6:26 Miles : Exactement. Ce n'est pas un caprice, c'est juste que le vase est plein. Il a accumulé des tensions toute la journée et il a besoin de les évacuer dans un environnement sécurisant — en général avec ses parents, parce que c'est avec eux qu'il se sent assez en confiance pour "lâcher les vannes". C'est paradoxal, mais s'il fait ses plus grosses crises avec toi, c'est qu'il te fait super confiance.

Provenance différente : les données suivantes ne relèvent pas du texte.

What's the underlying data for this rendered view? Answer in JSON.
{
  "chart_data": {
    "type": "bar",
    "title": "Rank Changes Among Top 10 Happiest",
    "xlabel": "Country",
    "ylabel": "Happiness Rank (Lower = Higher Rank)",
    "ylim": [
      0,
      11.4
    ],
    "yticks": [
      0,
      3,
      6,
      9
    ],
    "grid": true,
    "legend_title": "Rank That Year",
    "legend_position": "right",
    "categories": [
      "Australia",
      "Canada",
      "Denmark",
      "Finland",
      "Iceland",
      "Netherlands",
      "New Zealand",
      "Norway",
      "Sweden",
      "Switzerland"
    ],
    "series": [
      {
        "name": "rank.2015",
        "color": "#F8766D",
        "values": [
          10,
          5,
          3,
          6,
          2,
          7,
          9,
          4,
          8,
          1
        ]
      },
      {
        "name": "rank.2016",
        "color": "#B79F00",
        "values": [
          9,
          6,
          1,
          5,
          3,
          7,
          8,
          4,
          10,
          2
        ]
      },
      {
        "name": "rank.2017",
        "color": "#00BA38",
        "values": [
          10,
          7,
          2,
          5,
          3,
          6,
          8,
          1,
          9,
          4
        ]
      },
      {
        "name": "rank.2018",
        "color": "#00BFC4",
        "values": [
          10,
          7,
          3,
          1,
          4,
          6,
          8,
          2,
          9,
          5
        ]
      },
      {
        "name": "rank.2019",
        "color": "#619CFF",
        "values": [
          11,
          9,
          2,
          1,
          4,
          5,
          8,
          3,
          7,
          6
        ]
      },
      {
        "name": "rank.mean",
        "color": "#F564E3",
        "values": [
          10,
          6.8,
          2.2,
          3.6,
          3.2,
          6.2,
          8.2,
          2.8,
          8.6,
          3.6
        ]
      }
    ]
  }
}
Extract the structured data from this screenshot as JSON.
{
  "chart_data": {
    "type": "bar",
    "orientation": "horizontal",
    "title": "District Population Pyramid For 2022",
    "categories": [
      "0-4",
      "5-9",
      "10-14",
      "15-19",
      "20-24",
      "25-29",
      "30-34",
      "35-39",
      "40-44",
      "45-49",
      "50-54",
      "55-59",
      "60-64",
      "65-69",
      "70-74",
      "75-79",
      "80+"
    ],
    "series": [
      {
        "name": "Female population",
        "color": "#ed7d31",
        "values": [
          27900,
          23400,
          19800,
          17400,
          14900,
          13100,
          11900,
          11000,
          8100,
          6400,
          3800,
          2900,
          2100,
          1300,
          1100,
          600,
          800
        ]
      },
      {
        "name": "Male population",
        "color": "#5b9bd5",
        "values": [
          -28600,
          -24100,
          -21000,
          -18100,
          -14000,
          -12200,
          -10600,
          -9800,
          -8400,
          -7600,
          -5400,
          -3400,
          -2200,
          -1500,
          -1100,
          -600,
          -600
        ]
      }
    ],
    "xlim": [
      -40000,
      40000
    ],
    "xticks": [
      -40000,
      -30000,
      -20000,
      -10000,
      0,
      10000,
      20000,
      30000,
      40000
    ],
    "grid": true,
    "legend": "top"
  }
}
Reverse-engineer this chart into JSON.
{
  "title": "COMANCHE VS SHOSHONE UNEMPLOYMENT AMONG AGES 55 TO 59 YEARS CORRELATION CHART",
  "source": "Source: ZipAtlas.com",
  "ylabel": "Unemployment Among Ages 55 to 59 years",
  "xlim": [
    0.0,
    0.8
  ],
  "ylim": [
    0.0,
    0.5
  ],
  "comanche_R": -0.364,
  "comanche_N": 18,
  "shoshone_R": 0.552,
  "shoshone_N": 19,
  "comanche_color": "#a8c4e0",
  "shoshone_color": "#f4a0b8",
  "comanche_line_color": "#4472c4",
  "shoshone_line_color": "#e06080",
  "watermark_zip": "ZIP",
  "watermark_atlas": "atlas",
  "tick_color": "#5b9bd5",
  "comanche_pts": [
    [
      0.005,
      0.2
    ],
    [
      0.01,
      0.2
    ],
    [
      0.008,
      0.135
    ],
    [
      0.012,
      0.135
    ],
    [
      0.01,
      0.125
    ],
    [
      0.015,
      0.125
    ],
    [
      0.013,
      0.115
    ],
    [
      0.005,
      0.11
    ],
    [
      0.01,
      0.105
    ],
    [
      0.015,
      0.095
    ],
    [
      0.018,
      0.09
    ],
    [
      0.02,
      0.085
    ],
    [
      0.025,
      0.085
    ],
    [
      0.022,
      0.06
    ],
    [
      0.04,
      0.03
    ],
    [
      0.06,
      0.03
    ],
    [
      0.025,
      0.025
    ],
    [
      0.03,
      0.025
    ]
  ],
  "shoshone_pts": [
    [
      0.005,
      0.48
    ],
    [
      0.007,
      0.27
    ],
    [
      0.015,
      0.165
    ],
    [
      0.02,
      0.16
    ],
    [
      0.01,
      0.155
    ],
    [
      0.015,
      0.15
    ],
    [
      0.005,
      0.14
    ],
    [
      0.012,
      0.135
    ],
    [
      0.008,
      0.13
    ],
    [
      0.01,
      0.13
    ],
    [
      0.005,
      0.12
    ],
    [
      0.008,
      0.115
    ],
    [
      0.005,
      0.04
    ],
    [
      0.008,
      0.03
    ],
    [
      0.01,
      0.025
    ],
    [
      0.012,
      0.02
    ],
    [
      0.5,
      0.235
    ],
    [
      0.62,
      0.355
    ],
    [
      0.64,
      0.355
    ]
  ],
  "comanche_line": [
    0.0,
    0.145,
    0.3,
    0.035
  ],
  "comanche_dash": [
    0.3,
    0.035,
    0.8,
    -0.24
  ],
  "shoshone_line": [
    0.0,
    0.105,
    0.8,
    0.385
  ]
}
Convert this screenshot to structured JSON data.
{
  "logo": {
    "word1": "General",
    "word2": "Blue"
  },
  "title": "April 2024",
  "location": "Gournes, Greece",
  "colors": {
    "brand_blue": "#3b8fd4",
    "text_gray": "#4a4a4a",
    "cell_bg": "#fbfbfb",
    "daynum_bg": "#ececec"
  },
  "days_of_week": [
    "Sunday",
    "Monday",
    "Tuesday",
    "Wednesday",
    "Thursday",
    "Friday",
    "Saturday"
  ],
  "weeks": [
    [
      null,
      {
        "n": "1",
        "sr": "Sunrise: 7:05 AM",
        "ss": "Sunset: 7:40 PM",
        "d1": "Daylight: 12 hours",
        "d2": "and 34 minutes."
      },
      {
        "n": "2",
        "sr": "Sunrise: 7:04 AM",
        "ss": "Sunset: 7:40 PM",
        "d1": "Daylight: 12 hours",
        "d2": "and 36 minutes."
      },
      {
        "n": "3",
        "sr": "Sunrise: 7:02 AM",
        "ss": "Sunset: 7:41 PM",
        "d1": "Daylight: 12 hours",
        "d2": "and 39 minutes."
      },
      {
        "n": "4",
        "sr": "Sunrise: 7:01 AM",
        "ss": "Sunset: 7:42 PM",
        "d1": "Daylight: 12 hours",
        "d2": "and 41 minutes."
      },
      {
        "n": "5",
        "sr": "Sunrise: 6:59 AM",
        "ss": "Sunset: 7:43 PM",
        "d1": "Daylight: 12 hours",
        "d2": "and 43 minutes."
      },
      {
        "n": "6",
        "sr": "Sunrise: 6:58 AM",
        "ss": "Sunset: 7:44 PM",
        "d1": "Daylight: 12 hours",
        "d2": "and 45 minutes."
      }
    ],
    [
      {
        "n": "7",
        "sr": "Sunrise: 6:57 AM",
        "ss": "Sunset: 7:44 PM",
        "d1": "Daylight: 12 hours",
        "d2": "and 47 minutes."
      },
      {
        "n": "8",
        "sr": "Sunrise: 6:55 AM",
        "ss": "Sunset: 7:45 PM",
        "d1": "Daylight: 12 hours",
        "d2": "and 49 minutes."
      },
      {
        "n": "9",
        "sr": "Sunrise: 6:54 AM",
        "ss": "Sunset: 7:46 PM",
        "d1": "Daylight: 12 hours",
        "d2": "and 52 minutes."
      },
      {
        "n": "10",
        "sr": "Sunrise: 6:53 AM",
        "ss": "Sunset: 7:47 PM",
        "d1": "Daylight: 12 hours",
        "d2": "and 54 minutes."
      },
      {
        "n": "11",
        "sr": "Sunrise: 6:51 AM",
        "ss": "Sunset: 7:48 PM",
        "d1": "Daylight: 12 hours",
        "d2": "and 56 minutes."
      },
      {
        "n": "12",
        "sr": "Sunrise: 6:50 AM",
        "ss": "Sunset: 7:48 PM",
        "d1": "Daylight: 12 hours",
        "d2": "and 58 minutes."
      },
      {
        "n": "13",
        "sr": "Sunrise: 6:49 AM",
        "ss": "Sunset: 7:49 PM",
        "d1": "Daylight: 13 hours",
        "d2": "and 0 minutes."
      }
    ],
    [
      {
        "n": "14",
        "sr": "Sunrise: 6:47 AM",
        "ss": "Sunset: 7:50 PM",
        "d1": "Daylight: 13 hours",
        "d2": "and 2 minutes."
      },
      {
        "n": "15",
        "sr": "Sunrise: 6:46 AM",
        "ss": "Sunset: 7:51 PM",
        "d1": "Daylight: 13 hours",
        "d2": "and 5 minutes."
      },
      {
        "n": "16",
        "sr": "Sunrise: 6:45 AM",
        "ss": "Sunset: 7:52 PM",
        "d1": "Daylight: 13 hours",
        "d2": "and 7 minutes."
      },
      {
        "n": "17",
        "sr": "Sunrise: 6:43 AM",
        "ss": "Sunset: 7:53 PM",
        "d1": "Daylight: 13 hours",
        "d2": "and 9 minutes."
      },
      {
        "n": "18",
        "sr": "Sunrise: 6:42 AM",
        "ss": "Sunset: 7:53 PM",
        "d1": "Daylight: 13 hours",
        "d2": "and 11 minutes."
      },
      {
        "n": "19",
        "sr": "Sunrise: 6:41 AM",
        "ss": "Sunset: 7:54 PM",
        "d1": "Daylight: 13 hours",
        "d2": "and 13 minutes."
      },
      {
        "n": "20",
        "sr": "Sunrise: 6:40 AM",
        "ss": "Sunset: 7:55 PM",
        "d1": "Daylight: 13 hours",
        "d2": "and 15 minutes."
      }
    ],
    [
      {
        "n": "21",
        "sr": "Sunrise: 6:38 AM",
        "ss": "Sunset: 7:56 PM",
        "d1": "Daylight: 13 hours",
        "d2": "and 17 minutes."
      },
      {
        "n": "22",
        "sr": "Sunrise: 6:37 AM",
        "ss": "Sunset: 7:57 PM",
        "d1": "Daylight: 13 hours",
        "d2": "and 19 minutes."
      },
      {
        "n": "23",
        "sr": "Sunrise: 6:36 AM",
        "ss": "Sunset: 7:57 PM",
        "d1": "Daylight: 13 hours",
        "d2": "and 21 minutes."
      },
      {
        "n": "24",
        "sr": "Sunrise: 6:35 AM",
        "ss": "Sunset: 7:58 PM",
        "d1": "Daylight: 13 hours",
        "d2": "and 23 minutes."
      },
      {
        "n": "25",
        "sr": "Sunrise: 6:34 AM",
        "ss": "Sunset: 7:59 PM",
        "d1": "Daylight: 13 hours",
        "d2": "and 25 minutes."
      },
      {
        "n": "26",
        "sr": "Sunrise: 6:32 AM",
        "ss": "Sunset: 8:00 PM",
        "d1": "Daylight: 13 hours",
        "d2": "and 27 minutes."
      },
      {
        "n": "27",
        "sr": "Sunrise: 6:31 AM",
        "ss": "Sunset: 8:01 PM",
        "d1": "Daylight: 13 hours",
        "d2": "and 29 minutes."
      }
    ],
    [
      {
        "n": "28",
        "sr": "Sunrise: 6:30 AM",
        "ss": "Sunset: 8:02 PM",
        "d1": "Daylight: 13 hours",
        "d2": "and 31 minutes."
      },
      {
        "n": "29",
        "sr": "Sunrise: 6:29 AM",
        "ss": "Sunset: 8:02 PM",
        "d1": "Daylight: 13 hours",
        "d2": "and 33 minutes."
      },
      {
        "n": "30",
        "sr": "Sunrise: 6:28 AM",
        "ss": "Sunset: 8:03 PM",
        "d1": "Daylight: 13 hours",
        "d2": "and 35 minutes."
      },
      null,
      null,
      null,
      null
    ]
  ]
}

13:15 Lena : C'est une consolation un peu maigre quand tu as les oreilles qui sifflent, mais c'est bon à savoir ! Mais dis-moi, Miles, il y a aussi des comportements plus inquiétants, non ? Genre les enfants qui retiennent leur respiration jusqu'à s'évanouir. C'est flippant ça, non ?
13:28 Miles : Ah, le spasme du sanglot. C'est impressionnant, c'est clair. L'enfant hurle, puis bloque sa respiration et peut même perdre connaissance quelques secondes. Les sources médicales comme Pampers sont rassurantes là-dessus : ce n'est pas dangereux, c'est une réaction réflexe à une douleur ou une frustration intense. Le conseil des pédiatres, c'est de rester calme, de protéger l'enfant pour qu'il ne se blesse pas en tombant, et d'attendre qu'il reprenne ses esprits — ce qui arrive toujours en moins d'une minute.
13:54 Lena : Et on ne panique pas ? On ne l'arrose pas d'eau ?
13:56 Miles : Non, surtout pas de réaction excessive, parce que l'enfant pourrait comprendre — inconsciemment — que c'est un moyen super puissant d'attirer l'attention ou de faire céder le parent. On reste neutre, on le rassure quand il revient à lui, et on reprend le cours de la journée. Si ça se répète trop, on en parle au médecin pour vérifier que ce n'est pas lié à autre chose, mais dans l'immense majorité des cas, ça disparaît tout seul vers 3 ou 4 ans.
14:18 Lena : C'est fou comme tout semble se calmer autour de 4 ans. C'est l'âge magique où le cerveau est enfin "câblé" pour la vie en société ?
14:25 Miles : C'est l'âge où le langage et le contrôle des impulsions commencent à vraiment bosser ensemble. L'enfant peut enfin dire "Je suis fâché" au lieu de mordre ou de taper. Mais en attendant, il faut l'accompagner dans cet apprentissage. Ce n'est pas inné, ça s'apprend. Et ça s'apprend surtout par l'imitation. Si on veut qu'il reste calme, on doit lui montrer ce que c'est que d'être calme, même quand c'est dur.